In this paper, we introduce a general method Per-residue optimisation of protein structures: Rapid alternative to optimisation with constrained alpha carbons (PROPTIMUS RAPHAN). Rather than optimising the entire protein structure at once, PROPTIMUS RAPHAN divides the structure into overlapping residual substructures and optimises each substructure individually. This approach results in computational time that scales linearly with the size of the structure. Additionally, we present PROPTIMUS RAPHAN GFN-FF , a reference implementation of our method employing a generic, almost QM-accurate force field, GFN-FF.

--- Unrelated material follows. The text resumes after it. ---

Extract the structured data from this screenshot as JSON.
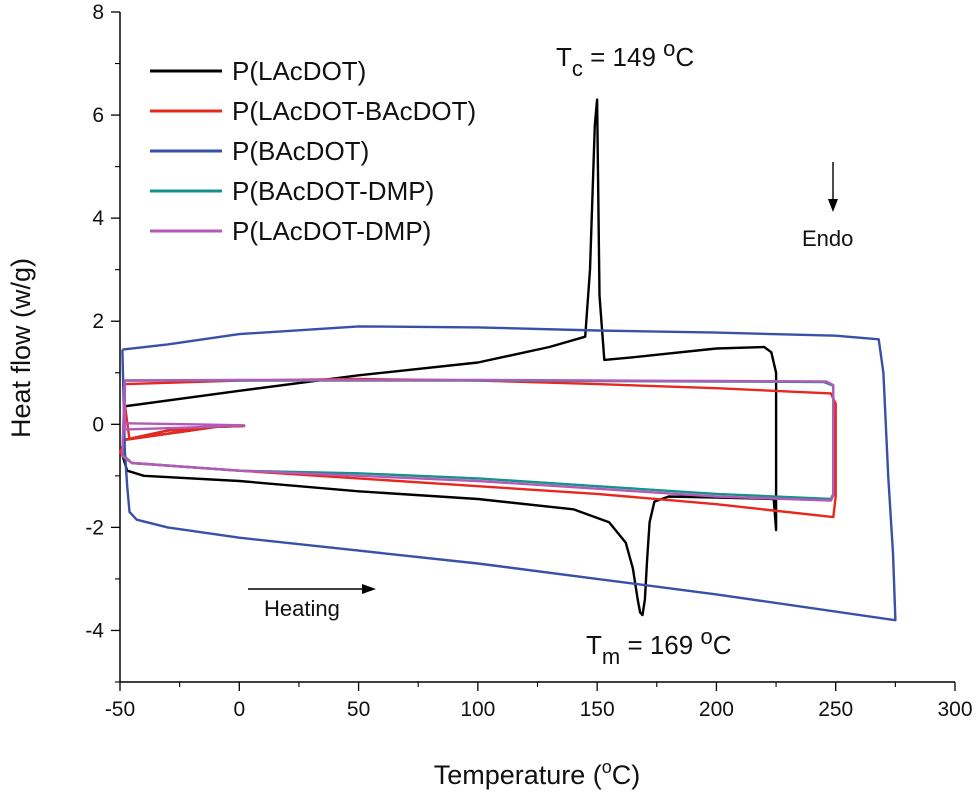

We tested PROPTIMUS RAPHAN GFN-FF on 461 AlphaFold DB structures and demonstrated that our approach achieves results comparable to the optimisation of the structure with constrained alpha carbons in significantly less time.

Scientific Contribution

The main contribution of this work is the PROPTI-MUS RAPHAN method and its reference parallelisable implementation PROP-TIMUS RAPHAN GFN-FF . Because the time requirement increases linearly with the size of the structure, PROPTIMUS RAPHAN GFN-FF optimises on average 5 000 atoms per hour and a common CPU. Therefore, prior to any research sensitive to protein structure quality, our method can be employed to obtain protein structures closer to QM-accuracy.